OHS Canada Magazine

Alberta judge suspends salary restraint act

February 24, 2014

Health & Safety Labour/employment

(Canadian OH&S News) 

(Canadian OH&S News) 

The Court of Queen’s Bench of Alberta has granted an injunction to suspend the operation of Bill 46, now the Public Service Salary Restraint Act (PSSRA), following a successful motion by the Alberta Union of Public Employees (AUPE).

In his Feb. 14 decision, Justice D.R.G. Thomas upheld the AUPE’s injunction motion, which provided that if no collective agreement was reached between the province and AUPE by March 31, then a 2011 collective agreement would be put into effect from April 1 to March 31, 2017. The PSSRA, which came into effect in December, implements a zero per cent wage increase until March 2015, but with a lump sum payment of $875 for each eligible employee and a one per cent increase for the years 2015/2016 and 2016/2017.

“I conclude on a balance of probabilities that the applicants have established that the membership of AUPE, specifically in the Crown bargaining unit, will experience irreparable harm if the proposed injunction is not granted,” Justice Thomas wrote, noting that the injunction comes into effect on March 31. “I am particularly struck by the unique and broad operation of the PSSRA. This legislation dictates the terms of an entire workplace employment agreement without any input by the employees through their statutory bargaining agent, AUPE.”

The decision means that AUPE members will be able to bring their collective agreement negotiations with the government to compulsory arbitration, as was their legal right before the PSSRA was passed. “The operation of the PSSRA effectively creates a monologue where Alberta unilaterally dictates the employment terms of the members of AUPE. Salaries are set without negotiation,” Justice Thomas wrote, adding that the PSSRA effectively erases changes negotiated in the previous collective agreement. “The unilateral imposition of an entire collective agreement is novel, particularly where no attempt is made to negotiate and reach agreement on other non-financial aspects of the relationship.”


In siding with the union, Justice Thomas found that the government had not met its obligation to negotiate in good faith, particularly since negotiations between the government and union had been ongoing when Bill 46 was tabled and passed.
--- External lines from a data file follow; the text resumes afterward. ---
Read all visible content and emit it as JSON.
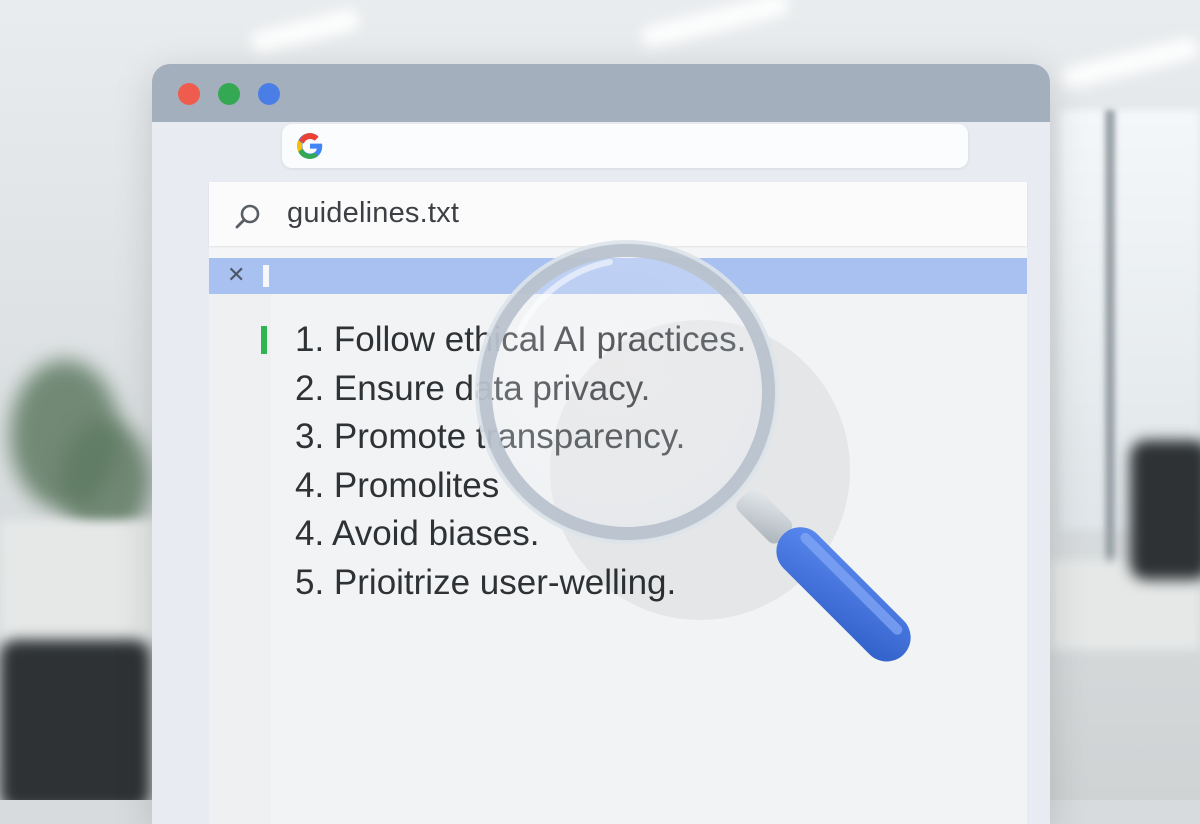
{
  "omnibox": {
    "logo_icon": "google-g-logo"
  },
  "search": {
    "query": "guidelines.txt",
    "icon": "search-icon"
  },
  "findbar": {
    "close_glyph": "✕"
  },
  "document": {
    "lines": [
      "1. Follow ethical AI practices.",
      "2. Ensure data privacy.",
      "3. Promote transparency.",
      "4. Promolites",
      "4. Avoid biases.",
      "5. Prioitrize user-welling."
    ]
  },
  "colors": {
    "titlebar": "#a3afbd",
    "dot_red": "#ef5b4c",
    "dot_green": "#34a853",
    "dot_blue": "#4a7ee6",
    "findbar": "#a9c1f1",
    "gutter_mark": "#2fb552",
    "magnifier_handle": "#3d6fd6"
  }
}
He also denied the government’s claim that the union’s Canadian Charter of Rights and Freedoms challenge was “weak” and found that the operation of the act “causes ongoing injury to the relationship between the AUPE and its membership, affects morale” and impeded further collective bargaining between the union and government.
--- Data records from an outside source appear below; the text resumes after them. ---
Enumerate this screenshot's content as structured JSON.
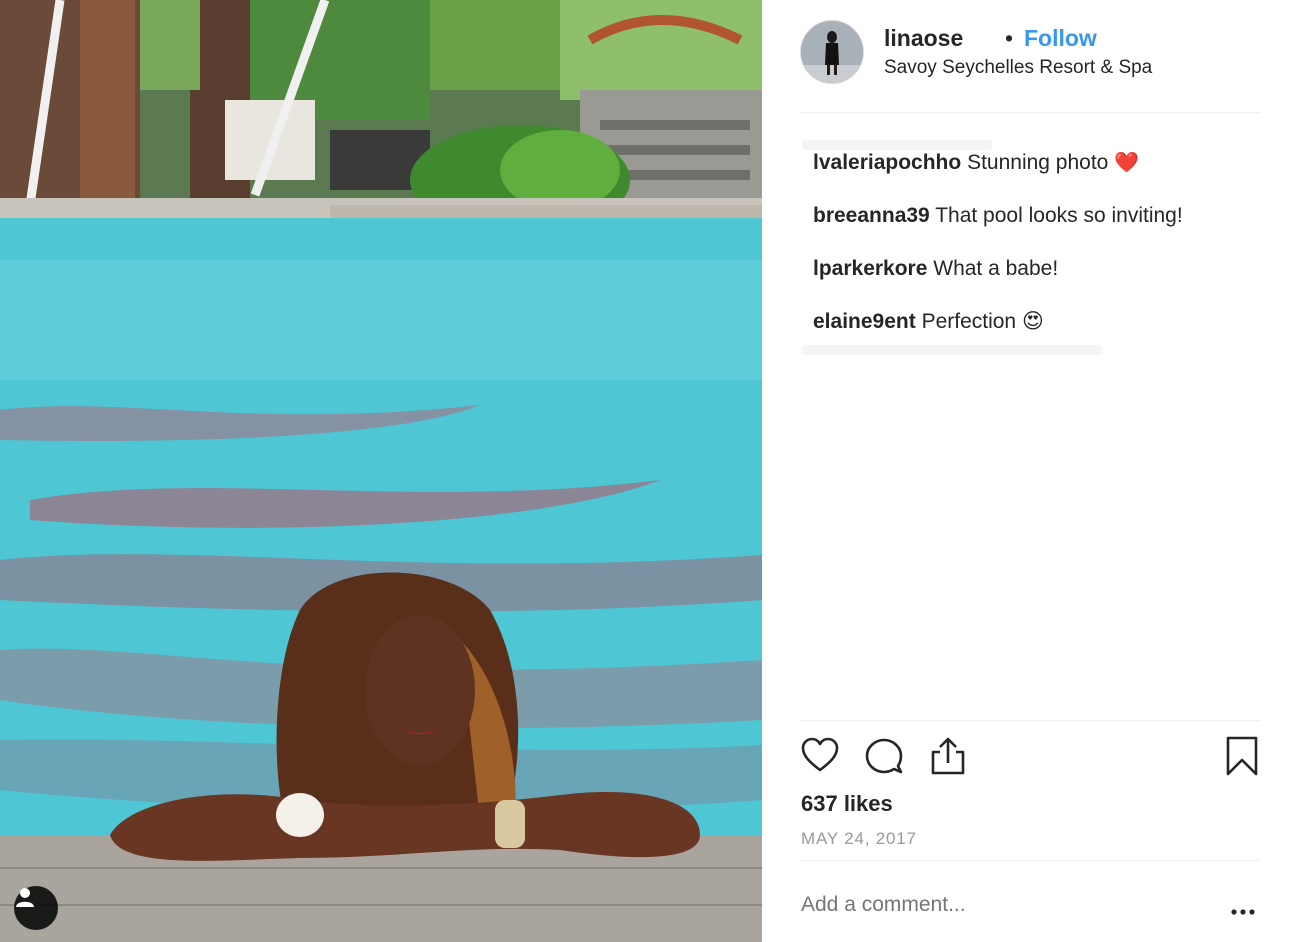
{
  "post": {
    "username": "linaose",
    "separator": "•",
    "follow_label": "Follow",
    "location": "Savoy Seychelles Resort & Spa",
    "comments": [
      {
        "user": "lvaleriapochho",
        "text": "Stunning photo",
        "emoji": "❤️"
      },
      {
        "user": "breeanna39",
        "text": "That pool looks so inviting!",
        "emoji": ""
      },
      {
        "user": "lparkerkore",
        "text": "What a babe!",
        "emoji": ""
      },
      {
        "user": "elaine9ent",
        "text": "Perfection",
        "emoji": "😍"
      }
    ],
    "likes": "637 likes",
    "date": "MAY 24, 2017",
    "add_comment_placeholder": "Add a comment..."
  },
  "icons": {
    "like": "heart-icon",
    "comment": "speech-bubble-icon",
    "share": "share-icon",
    "save": "bookmark-icon",
    "more": "ellipsis-icon",
    "user_tag": "user-icon"
  },
  "colors": {
    "follow_blue": "#3897f0",
    "text": "#262626",
    "muted": "#8e8e8e"
  }
}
AUPE president Guy Smith said that he was “extremely pleased that the court recognized the merits of our arguments.” He argued that the union always left the door open for negotiations and would continue to do so up to and throughout compulsory arbitration.
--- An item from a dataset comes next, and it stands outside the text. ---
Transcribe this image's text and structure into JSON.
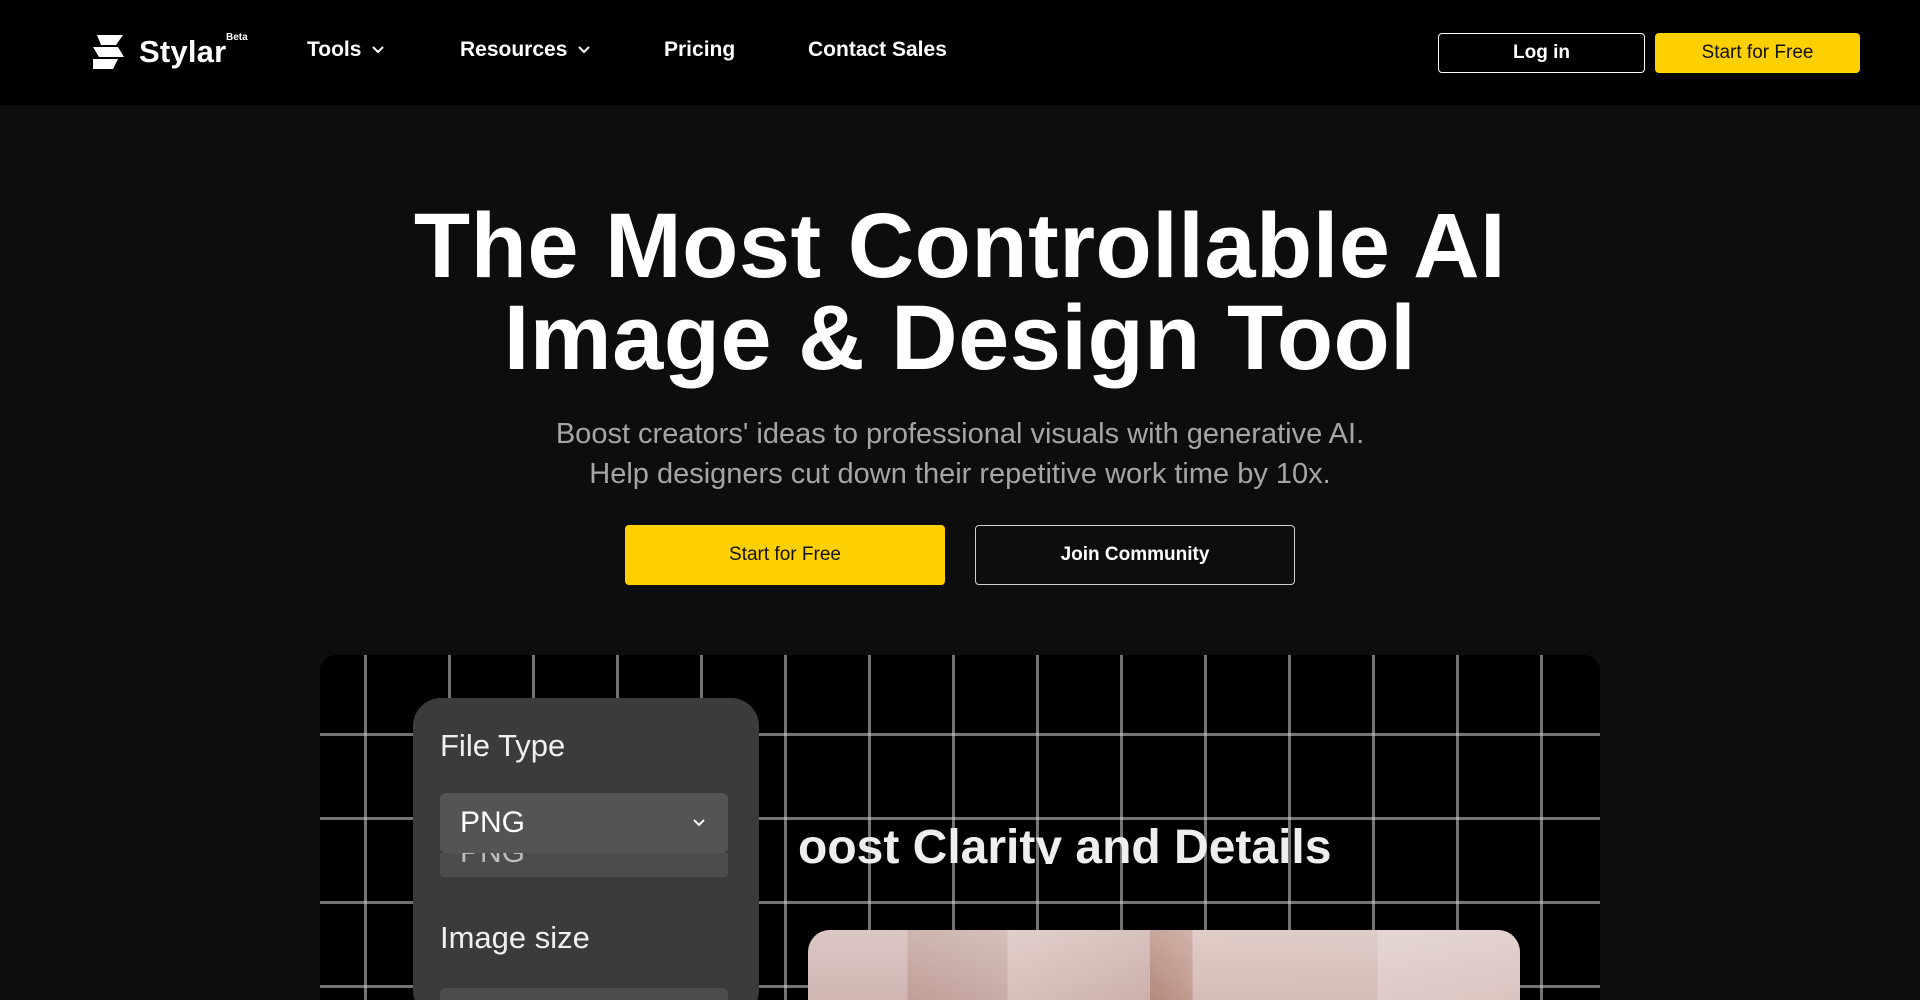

Deputy Premier Dave Hancock said in a statement on Feb. 14 that the government would be appealing the decision. “We are disappointed by the decision handed down in the Court of Queen’s Bench. We believe the judgement contained errors in both fact and law.”

Hancock added that “a negotiated settlement that is fair to employees and taxpayers is — and always has been — our preferred option. We’re encouraged that talks have been ongoing all week and both the Alberta Union of Public Employees and the government have agreed to continue negotiations.”

Smith added that the union is looking to have the legislation rescinded. “We are prepared to take our challenge to the Supreme Court of Canada if necessary.”